All sorts of unverified claims from non-medical sources began pouring in, recounting how schoolchildren were keeling over dead in their tracks by the truckloads from their brief contact with marijuana. The American Medical Association (AMA) soundly rejected all these dubious assertions, and instead argued that marijuana had actually been used for decades to heal and treat an assortment of various maladies, from rheumatism to palsy to neuralgia to epilepsy. (Today, it is also used medicinally to treat migraines, multiple sclerosis, glaucoma, high blood pressure, nausea induced by cancer and chemotherapy, seizures, tourettes, PMS, OCD, ADD and ADHD, Chrohn's disease, and Alzheimers, to name just a few.) Nonetheless, the bill was railroaded through, not because of any substantiated health concerns, but because some greedy corporate talking heads didn't want to have to compete with a superior product.

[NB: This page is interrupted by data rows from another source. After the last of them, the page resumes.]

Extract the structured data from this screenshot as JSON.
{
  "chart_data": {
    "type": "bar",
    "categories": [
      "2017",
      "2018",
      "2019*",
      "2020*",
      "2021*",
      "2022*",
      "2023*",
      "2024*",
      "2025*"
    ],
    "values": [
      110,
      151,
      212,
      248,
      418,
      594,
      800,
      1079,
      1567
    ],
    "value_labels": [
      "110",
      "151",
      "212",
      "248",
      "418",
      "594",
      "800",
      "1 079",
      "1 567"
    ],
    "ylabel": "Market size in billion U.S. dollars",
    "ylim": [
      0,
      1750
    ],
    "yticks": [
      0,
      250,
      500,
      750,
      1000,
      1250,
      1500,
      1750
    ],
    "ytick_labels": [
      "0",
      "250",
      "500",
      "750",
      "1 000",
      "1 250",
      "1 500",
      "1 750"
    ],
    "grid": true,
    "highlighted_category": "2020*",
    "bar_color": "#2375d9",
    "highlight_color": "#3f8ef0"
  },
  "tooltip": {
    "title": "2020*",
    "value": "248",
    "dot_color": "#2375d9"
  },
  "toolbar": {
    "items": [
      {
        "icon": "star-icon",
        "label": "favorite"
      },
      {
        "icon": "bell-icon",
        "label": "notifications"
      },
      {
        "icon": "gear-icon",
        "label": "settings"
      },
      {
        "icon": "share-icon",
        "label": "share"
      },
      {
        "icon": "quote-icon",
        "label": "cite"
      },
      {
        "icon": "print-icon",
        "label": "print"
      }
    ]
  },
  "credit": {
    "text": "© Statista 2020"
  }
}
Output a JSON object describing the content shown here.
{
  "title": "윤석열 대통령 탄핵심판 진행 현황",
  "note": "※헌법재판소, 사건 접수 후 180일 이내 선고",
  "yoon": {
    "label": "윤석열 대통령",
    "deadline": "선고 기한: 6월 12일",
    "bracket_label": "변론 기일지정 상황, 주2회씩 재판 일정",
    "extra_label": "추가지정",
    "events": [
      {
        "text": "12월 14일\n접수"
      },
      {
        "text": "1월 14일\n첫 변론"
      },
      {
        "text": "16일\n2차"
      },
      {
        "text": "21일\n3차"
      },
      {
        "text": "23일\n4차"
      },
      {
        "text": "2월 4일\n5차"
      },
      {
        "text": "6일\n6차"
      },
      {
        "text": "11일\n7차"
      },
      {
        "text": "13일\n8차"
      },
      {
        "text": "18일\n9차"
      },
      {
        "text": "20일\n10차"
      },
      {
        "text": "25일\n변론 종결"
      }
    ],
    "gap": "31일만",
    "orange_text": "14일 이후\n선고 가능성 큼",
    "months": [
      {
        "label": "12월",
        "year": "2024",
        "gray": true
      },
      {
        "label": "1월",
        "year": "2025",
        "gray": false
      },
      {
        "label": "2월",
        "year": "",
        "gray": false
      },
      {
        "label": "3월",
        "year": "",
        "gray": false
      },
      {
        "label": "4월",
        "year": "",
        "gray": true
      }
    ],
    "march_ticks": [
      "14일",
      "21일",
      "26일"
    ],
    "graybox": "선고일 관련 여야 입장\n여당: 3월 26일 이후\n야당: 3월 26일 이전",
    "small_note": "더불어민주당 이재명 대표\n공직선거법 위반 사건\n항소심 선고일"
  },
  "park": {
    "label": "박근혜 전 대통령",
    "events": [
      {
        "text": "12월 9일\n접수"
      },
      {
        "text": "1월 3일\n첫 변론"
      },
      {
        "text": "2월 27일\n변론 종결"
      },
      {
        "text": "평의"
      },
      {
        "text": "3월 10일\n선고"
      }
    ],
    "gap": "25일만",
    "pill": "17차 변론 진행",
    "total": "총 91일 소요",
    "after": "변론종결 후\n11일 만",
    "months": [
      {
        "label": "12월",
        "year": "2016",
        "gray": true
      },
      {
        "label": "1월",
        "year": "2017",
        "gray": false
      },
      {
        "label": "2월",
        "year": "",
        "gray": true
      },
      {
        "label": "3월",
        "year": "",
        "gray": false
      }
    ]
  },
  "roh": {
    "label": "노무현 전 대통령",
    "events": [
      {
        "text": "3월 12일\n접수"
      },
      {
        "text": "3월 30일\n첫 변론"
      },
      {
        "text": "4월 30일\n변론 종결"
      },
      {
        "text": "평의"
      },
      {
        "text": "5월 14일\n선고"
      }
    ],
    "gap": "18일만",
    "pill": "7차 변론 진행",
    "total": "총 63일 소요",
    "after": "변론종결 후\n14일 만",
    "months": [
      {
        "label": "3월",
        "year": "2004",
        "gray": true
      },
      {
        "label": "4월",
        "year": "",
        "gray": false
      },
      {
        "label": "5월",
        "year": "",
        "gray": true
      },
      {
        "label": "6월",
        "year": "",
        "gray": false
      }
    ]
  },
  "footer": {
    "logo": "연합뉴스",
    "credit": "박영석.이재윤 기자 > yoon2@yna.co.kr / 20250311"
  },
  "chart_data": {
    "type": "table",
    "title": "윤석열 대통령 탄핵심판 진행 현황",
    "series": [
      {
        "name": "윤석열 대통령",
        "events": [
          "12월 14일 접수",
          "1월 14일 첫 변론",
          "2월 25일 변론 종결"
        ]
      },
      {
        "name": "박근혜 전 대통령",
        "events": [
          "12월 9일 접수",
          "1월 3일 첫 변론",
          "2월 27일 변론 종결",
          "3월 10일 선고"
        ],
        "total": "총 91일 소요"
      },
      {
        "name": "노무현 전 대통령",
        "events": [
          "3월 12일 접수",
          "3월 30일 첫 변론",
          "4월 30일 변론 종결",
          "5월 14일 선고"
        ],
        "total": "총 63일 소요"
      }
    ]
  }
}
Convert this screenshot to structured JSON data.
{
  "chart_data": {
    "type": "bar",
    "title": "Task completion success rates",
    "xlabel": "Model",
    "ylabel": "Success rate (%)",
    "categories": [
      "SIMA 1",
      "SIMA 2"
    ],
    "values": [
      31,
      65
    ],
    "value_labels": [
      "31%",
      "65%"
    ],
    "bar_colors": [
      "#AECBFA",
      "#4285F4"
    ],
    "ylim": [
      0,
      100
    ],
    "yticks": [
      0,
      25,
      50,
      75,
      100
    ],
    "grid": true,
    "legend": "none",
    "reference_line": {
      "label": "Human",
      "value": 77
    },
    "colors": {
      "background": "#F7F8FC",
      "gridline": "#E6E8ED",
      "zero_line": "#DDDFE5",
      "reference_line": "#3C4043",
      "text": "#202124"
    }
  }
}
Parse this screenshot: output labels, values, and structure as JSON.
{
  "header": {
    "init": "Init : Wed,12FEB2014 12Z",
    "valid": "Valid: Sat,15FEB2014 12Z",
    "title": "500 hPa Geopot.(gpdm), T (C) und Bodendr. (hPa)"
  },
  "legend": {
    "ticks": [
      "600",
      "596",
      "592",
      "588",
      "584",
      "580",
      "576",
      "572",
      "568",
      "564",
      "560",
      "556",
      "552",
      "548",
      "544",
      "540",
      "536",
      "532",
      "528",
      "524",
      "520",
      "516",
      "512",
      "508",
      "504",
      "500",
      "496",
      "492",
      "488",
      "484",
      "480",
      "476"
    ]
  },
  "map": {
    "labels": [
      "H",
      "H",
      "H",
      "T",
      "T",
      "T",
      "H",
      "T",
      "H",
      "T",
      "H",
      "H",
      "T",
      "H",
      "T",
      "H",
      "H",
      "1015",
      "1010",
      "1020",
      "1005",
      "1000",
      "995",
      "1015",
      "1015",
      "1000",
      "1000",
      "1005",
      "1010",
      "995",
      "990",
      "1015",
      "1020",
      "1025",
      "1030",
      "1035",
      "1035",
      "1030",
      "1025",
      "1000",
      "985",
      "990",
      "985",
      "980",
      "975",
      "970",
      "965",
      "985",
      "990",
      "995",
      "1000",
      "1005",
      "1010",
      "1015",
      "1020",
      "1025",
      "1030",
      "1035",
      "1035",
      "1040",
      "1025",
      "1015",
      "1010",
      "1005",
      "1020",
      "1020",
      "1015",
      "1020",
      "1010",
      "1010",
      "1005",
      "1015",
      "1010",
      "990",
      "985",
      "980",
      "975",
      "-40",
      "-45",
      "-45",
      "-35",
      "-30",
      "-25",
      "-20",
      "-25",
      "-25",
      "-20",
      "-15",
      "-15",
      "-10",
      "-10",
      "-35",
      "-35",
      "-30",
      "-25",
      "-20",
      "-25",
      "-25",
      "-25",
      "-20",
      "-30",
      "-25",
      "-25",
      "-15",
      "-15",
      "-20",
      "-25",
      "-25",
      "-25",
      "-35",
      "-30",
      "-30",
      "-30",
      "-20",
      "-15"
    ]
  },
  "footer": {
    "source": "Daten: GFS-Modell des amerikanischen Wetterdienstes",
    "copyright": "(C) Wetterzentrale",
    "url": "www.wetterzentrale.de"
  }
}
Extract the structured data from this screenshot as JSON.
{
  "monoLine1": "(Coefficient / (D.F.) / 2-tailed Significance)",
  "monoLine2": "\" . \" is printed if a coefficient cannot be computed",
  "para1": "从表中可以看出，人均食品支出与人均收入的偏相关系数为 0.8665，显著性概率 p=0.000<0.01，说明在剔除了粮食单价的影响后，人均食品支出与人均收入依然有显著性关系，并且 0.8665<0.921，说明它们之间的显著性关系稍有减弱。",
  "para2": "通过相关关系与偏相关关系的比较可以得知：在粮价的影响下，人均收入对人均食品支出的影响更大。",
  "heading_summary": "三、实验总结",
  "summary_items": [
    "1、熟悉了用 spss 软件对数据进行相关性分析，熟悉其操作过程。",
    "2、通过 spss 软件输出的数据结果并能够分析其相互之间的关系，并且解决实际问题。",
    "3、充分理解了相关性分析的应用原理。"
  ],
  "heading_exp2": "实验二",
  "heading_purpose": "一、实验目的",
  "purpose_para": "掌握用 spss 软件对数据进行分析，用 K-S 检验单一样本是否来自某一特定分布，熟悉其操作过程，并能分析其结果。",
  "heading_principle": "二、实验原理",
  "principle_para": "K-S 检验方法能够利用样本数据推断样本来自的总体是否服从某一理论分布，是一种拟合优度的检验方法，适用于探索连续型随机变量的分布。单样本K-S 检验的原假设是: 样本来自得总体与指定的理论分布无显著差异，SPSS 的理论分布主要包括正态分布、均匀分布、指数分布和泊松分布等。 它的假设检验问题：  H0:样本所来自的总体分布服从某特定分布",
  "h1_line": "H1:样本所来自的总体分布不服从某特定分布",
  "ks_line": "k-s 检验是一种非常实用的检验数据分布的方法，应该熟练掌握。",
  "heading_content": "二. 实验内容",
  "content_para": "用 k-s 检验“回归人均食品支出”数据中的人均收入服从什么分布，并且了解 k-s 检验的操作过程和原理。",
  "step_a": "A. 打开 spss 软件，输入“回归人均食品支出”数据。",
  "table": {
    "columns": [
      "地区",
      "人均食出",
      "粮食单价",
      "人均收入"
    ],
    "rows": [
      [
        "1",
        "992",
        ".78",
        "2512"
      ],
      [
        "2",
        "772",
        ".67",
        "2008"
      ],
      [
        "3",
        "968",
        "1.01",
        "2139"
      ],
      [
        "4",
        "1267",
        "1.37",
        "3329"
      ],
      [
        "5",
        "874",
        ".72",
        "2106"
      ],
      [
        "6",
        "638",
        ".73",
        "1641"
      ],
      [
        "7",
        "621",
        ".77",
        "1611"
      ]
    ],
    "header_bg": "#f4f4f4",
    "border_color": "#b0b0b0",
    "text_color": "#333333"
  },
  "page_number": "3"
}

That's pretty much where we are today, only now, Big Pharmaceutical, Big Alcohol, and Big Tobacco have joined in the fray. Marijuana can treat (often far more effectively and cheaply) a number of maladies that synthetic drugs currently own the market on. The pharmaceutical industry would stand to lose billions if marijuana were legalized. Alcohol doesn't want to compete either. You know all those anti-marijuana commercials out now...the ones with the lonely boy sitting on his parents' basement couch, wondering where all his friends went; or the one with the girl whose dog talks to her, asking her why she never plays with him anymore? That entire add campaign is sponsored by Partnership For A Drug-Free America, whose financiers are, drum roll please..............the alcohol industry! None of them are the least bit concerned over the possible health hazards posed to the American people, they're just worried about their potential profit loss.

Here are some interesting statistics for you about the number of deaths in the United States in a typical year:

  • Tobacco kills about 400,000
  • Alcohol kills about 80,000
  • Workplace accidents kill 60,000
  • Automobiles kill 40,000
  • Cocaine kills about 2,500
  • Heroin kills about 2,000
  • Aspirin kills about 2,000
  • Marijuana kills 0

There has never been a recorded death due to marijuana at any time in US history. All illegal drugs combined kill under 20,000 per year, or a small percent of the number killed by alcohol and tobacco. Tobacco kills more people each year than all of the people killed by all of the illegal drugs in the last one hundred years. So why are tobacco and alcohol legal while marijuana is not? Because they have hundreds of millions to spend on lobbyists in Washington to ensure lawmakers are going to continue to remain in their pockets. That, my friends, is why marijuana is illegal. Not because it kills (it's actually impossible to O.D. on cannabis), not because it's anymore harmful than alcohol or cigarettes (if you don't want the ill health effects of smoking it, you also have the options of vapor inhalation or oral ingestion), not because of its inherent ability to impair judgment (which alcohol does far worse), but because of simple, unadulterated greed and corruption. Put that in your pipe and smoke it!